De groep van receptor-geassocieerde ziekten beïnvloedt de excitatieprocessen in receptorcellen. Dit heeft ook invloed op het receptorpotentieel. In de afgelopen jaren heeft medisch onderzoek verschillende receptormutaties ontdekt. Deze mutaties worden nu in verband gebracht met een breed scala aan erfelijke en somatische ziekten. Bij receptorgeassocieerde ziekten zijn de receptoren defect. Om deze reden kunnen ze zich niet langer aan het signaal binden moleculen, signalen adequaat verwerken of signalen doorgeven. Bij andere ziekten uit deze groep kan de signaaltransductie niet of nauwelijks meer worden uitgeschakeld. Andere mutaties kunnen ervoor zorgen dat bepaalde receptoren over het algemeen afwezig zijn of onjuist in het membraan worden opgenomen. De meeste receptorgeassocieerde ziekten worden echter niet veroorzaakt door de receptoren zelf, maar door autoantilichamen. Deze autoimmuunziekten vallen de sensorische cellen aan met hun autoantilichamen en oorzaak ontsteking​ Tijdens deze ontstekingen worden de structuren in de receptoren vernietigd en verliezen de sensorische cellen hun vermogen om te functioneren. Voorbeelden uit deze groep ziekten zijn myasthenia gravis en Lambert-Eaton-syndroom. myasthenia gravis is een auto-immuunziekte in de spier. Het Lambert-Eaton-syndroom lijkt op dit fenomeen, maar komt veel vaker voor dan myasthenia gravis​ Ziekten met receptordefecten worden gedifferentieerd volgens hun structurele klasse.
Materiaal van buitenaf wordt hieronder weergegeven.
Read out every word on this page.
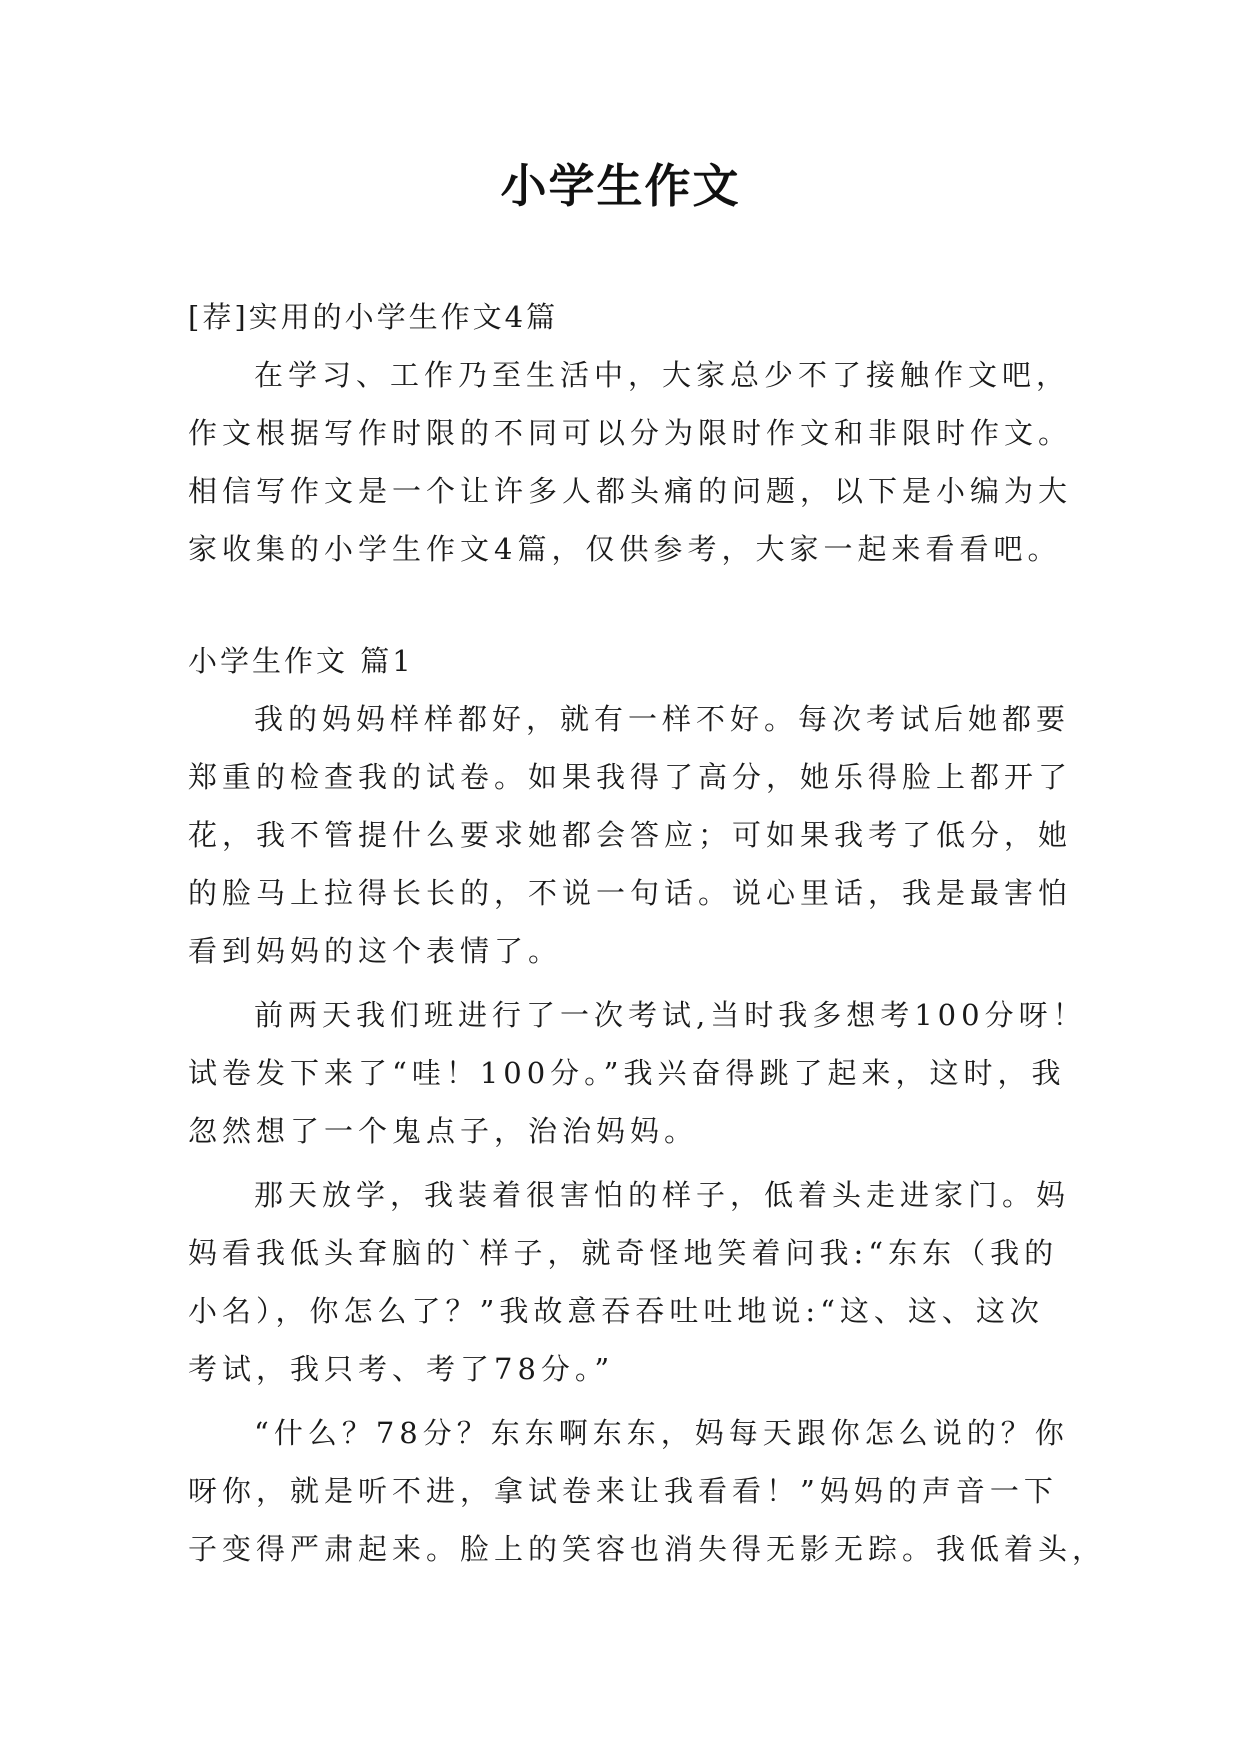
小学生作文
[荐]实用的小学生作文4篇
在学习、工作乃至生活中，大家总少不了接触作文吧，
作文根据写作时限的不同可以分为限时作文和非限时作文。
相信写作文是一个让许多人都头痛的问题，以下是小编为大
家收集的小学生作文4篇，仅供参考，大家一起来看看吧。
小学生作文 篇1
我的妈妈样样都好，就有一样不好。每次考试后她都要
郑重的检查我的试卷。如果我得了高分，她乐得脸上都开了
花，我不管提什么要求她都会答应；可如果我考了低分，她
的脸马上拉得长长的，不说一句话。说心里话，我是最害怕
看到妈妈的这个表情了。
前两天我们班进行了一次考试,当时我多想考100分呀！
试卷发下来了“哇！100分。”我兴奋得跳了起来，这时，我
忽然想了一个鬼点子，治治妈妈。
那天放学，我装着很害怕的样子，低着头走进家门。妈
妈看我低头耷脑的`样子，就奇怪地笑着问我:“东东（我的
小名），你怎么了？”我故意吞吞吐吐地说:“这、这、这次
考试，我只考、考了78分。”
“什么？78分？东东啊东东，妈每天跟你怎么说的？你
呀你，就是听不进，拿试卷来让我看看！”妈妈的声音一下
子变得严肃起来。脸上的笑容也消失得无影无踪。我低着头，
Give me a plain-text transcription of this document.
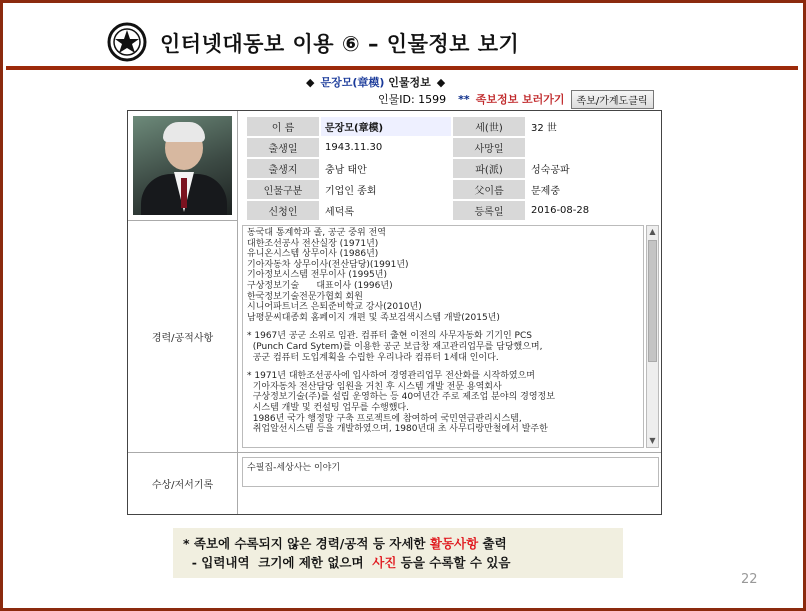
인터넷대동보 이용 ⑥ – 인물정보 보기
◆ 문장모(章模) 인물정보 ◆
인물ID: 1599 ** 족보정보 보러가기	족보/가계도클릭
이 름	문장모(章模)	세(世)	32 世
출생일	1943.11.30	사망일	
출생지	충남 태안	파(派)	성숙공파
인물구분	기업인 종회	父이름	문제중
신청인	세덕록	등록일	2016-08-28
경력/공적사항

동국대 통계학과 졸, 공군 중위 전역

대한조선공사 전산실장 (1971년)

유니온시스템 상무이사 (1986년)

기아자동차 상무이사(전산담당)(1991년)

기아정보시스템 전무이사 (1995년)

구상정보기술      대표이사 (1996년)

한국정보기술전문가협회 회원

시니어파트너즈 은퇴준비학교 강사(2010년)

남평문씨대종회 홈페이지 개편 및 족보검색시스템 개발(2015년)

* 1967년 공군 소위로 임관. 컴퓨터 출현 이전의 사무자동화 기기인 PCS

(Punch Card Sytem)를 이용한 공군 보급창 재고관리업무를 담당했으며,

공군 컴퓨터 도입계획을 수립한 우리나라 컴퓨터 1세대 인이다.

* 1971년 대한조선공사에 입사하여 경영관리업무 전산화를 시작하였으며

기아자동차 전산담당 임원을 거친 후 시스템 개발 전문 용역회사

구상정보기술(주)를 설립 운영하는 등 40여년간 주로 제조업 분야의 경영정보

시스템 개발 및 컨설팅 업무를 수행했다.

1986년 국가 행정망 구축 프로젝트에 참여하여 국민연금관리시스템,

취업알선시스템 등을 개발하였으며, 1980년대 초 사무디랑만철에서 발주한

▲
▼
수상/저서기록
수필집-세상사는 이야기
* 족보에 수록되지 않은 경력/공적 등 자세한 활동사항 출력
- 입력내역  크기에 제한 없으며  사진 등을 수록할 수 있음
22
Bij ionkanaalziekten wordt bijvoorbeeld de neuronale structuur van de ionkanalen en daarmee de biochemische prikkelbaarheid van de receptoren verstoord. Naast de groep van receptorgeassocieerde ziekten, psychotrope geneesmiddelen kan ook effecten hebben op de signaalcascade van de receptoren. In dit geval richten hun actieve ingrediënten zich rechtstreeks op receptoren en bootsen ze de functie van de respectieve na neurotransmitter om te binden aan de overeenkomstige receptor. Andere psychotrope geneesmiddelen blokkeer de receptoren voor fysiologische neurotransmitters. De beschreven effecten van verschillende psychotrope geneesmiddelen worden in de moderne geneeskunde specifiek gebruikt om de receptoractiviteit te beïnvloeden.